John Jay Hooker, American politician, Died at 85

  Politician

John Jay Hooker, Jr. was born on August 24, 1930, and died on January 24, 2016.

He was a Nashville, Tennessee attorney, entrepreneur, political gadfly and perennial candidate.

He was the Democratic nominee for Governor of Tennessee in 1970 and 1998.

Following him completing high school at Nashville’s Montgomery Bell Academy, Hooker attended college at the University of the South in Sewanee, Tennessee.

John then served two years in the United States Army Judge Advocate General’s Corps as an investigator.

Upon discharge from the service, Hooker attended Vanderbilt University Law School.

Mr.Hooker graduated and was admitted to the Tennessee bar in 1957.

Mr.Hooker then practiced law with his father in the law firm of Hooker, Keeble, Dotson, and Harris, one of the most prominent law firms in Tennessee.

In 1959, Mr.Hooker married the former Eugenia “Tish” Fort, a member of another socially-prominent Nashville family.

They had three children, Dara, Kendall, and, Blount, who was named after his ancestor Governor Blount.

The Fort family were co-founders along with other families of the former National Life and Accident Insurance Company and its subsidiaries, WSM radio and the Grand Ole Opry country music program.

John Hooker won the nomination based on tremendous name recognition among older Democrats, who are in Tennessee generally the most reliable primary voters.

John Hooker ran best in the rural areas and with urban blacks, who had always provided him with a core support group.

While not formally disclaim him, the regular Democratic Party organization did almost nothing to promote his candidacy, and Hooker had repudiated the formal fundraising process as unethical and immoral.

John Hooker received about 30 percent of the vote in the November general election.

At this time, Governor Sundquist had a 72 percent approval rating.

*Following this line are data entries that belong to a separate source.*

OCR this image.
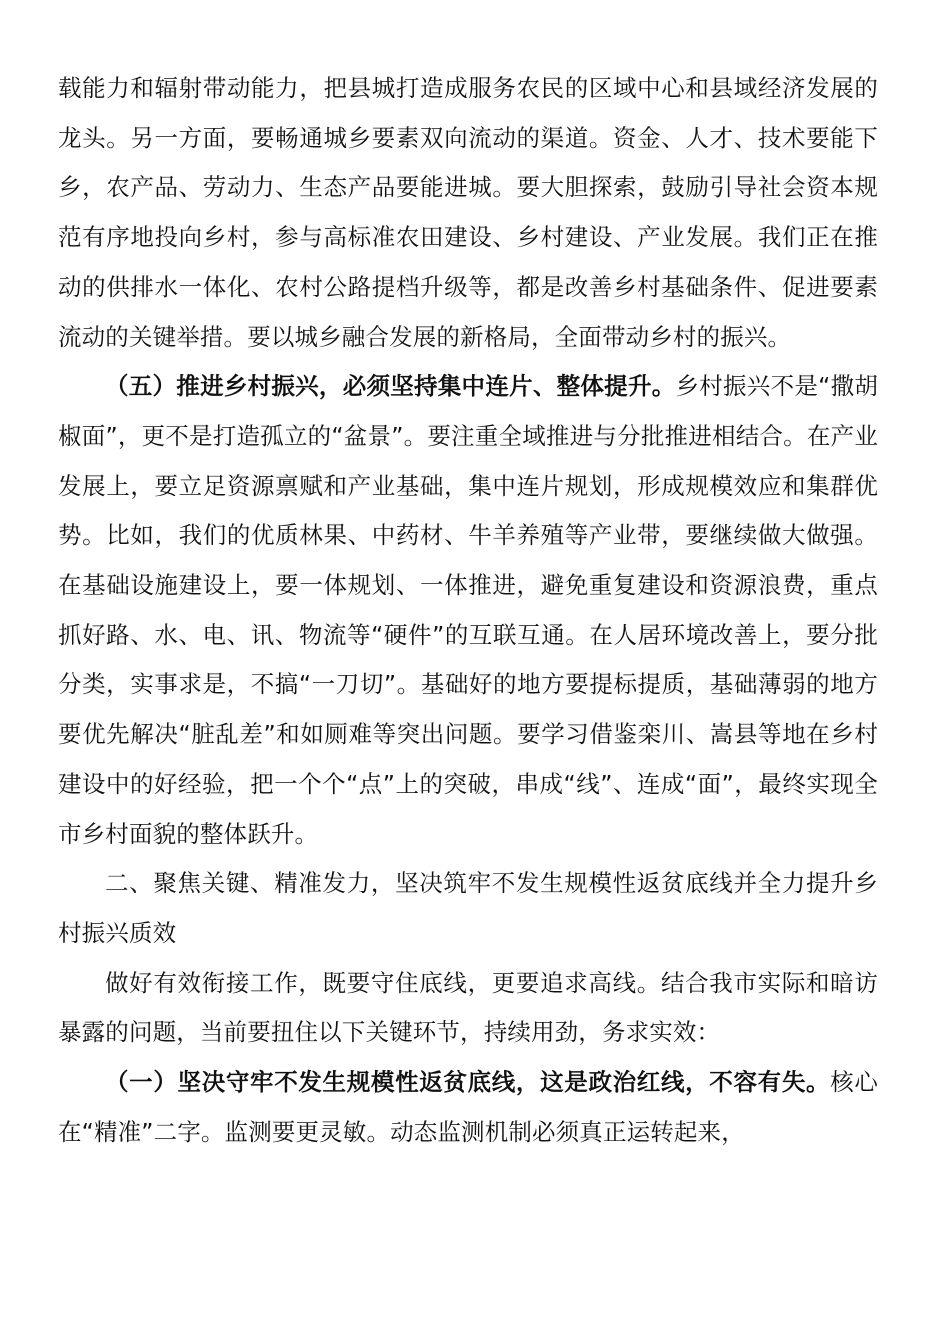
载能力和辐射带动能力，把县城打造成服务农民的区域中心和县域经济发展的龙头。另一方面，要畅通城乡要素双向流动的渠道。资金、人才、技术要能下乡，农产品、劳动力、生态产品要能进城。要大胆探索，鼓励引导社会资本规范有序地投向乡村，参与高标准农田建设、乡村建设、产业发展。我们正在推动的供排水一体化、农村公路提档升级等，都是改善乡村基础条件、促进要素流动的关键举措。要以城乡融合发展的新格局，全面带动乡村的振兴。

（五）推进乡村振兴，必须坚持集中连片、整体提升。乡村振兴不是“撒胡椒面”，更不是打造孤立的“盆景”。要注重全域推进与分批推进相结合。在产业发展上，要立足资源禀赋和产业基础，集中连片规划，形成规模效应和集群优势。比如，我们的优质林果、中药材、牛羊养殖等产业带，要继续做大做强。在基础设施建设上，要一体规划、一体推进，避免重复建设和资源浪费，重点抓好路、水、电、讯、物流等“硬件”的互联互通。在人居环境改善上，要分批分类，实事求是，不搞“一刀切”。基础好的地方要提标提质，基础薄弱的地方要优先解决“脏乱差”和如厕难等突出问题。要学习借鉴栾川、嵩县等地在乡村建设中的好经验，把一个个“点”上的突破，串成“线”、连成“面”，最终实现全市乡村面貌的整体跃升。

二、聚焦关键、精准发力，坚决筑牢不发生规模性返贫底线并全力提升乡村振兴质效

做好有效衔接工作，既要守住底线，更要追求高线。结合我市实际和暗访暴露的问题，当前要扭住以下关键环节，持续用劲，务求实效：

（一）坚决守牢不发生规模性返贫底线，这是政治红线，不容有失。核心在“精准”二字。监测要更灵敏。动态监测机制必须真正运转起来，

Hooker stayed as a political activist, running for Congress in 2002 and again suing all his opponents, and then for Chancery Court judge in 2004 as an Independent against Chancellor Claudia Bonnyman and sued her for taking campaign contributions from lawyers who practice in her court, which lawyers attended fundraisers held by her where she, according to Hooker, gave them food and drink prohibited by Article X Section 3 of the Tennessee Constitution.

Hooker filed to run for the Democratic nomination for both the governor of Tennessee and United States Senator, in 2006.

Despite deny to raise or spend any money in these efforts, Hooker completed the third in the senatorial primary and second in the gubernatorial primary held on August 3.

John Hooker ran for Governor as an Independent in the 2014 election.

John Hooker passed away at 85 yrs old due to cancer.